Interactome: gateway into systems biology

Michael E. Cusick1,*, Niels Klitgord1, Marc Vidal1,2 and David E. Hill1,2

1Center for Cancer Systems Biology and Department of Cancer Biology, Dana-Farber Cancer Institute, 44 Binney Street, Boston, MA 02115, USA and 2Department of Genetics, Harvard Medical School, Boston, MA 02115, USA

* To whom correspondence should be addressed. Tel: +1 6176323802; Fax: +1 6176325739; Email: Michael_cusick{at}dfci.harvard.edu; marc_vidal{at}dfci.harvard.edu; david_hill{at}dfci.harvard.edu

Received August 18, 2005; Accepted September 1, 2005

Protein–protein interactions are fundamental to all biological processes, and a comprehensive determination of all protein–protein interactions that can take place in an organism provides a framework for understanding biology as an integrated system.
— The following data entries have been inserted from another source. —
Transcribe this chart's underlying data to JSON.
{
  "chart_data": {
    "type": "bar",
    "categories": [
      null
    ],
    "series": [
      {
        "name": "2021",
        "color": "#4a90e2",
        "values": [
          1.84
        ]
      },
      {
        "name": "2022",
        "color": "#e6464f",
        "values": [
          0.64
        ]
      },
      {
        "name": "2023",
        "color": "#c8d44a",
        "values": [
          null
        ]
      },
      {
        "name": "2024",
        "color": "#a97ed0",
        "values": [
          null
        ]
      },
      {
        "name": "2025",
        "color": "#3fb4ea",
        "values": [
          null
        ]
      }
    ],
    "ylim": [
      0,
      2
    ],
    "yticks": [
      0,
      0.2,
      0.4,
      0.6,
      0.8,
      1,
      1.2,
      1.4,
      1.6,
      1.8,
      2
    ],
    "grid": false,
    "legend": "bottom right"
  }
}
The availability of genome-scale sets of cloned open reading frames has facilitated systematic efforts at creating proteome-scale data sets of protein–protein interactions, which are represented as complex networks or ‘interactome’ maps. Protein–protein interaction mapping projects that follow stringent criteria, coupled with experimental validation in orthogonal systems, provide high-confidence data sets immanently useful for interrogating developmental and disease mechanisms at a system level as well as elucidating individual protein function and interactome network topology. Although far from complete, currently available maps provide insight into how biochemical properties of proteins and protein complexes are integrated into biological systems. Such maps are also a useful resource to predict the function(s) of thousands of genes.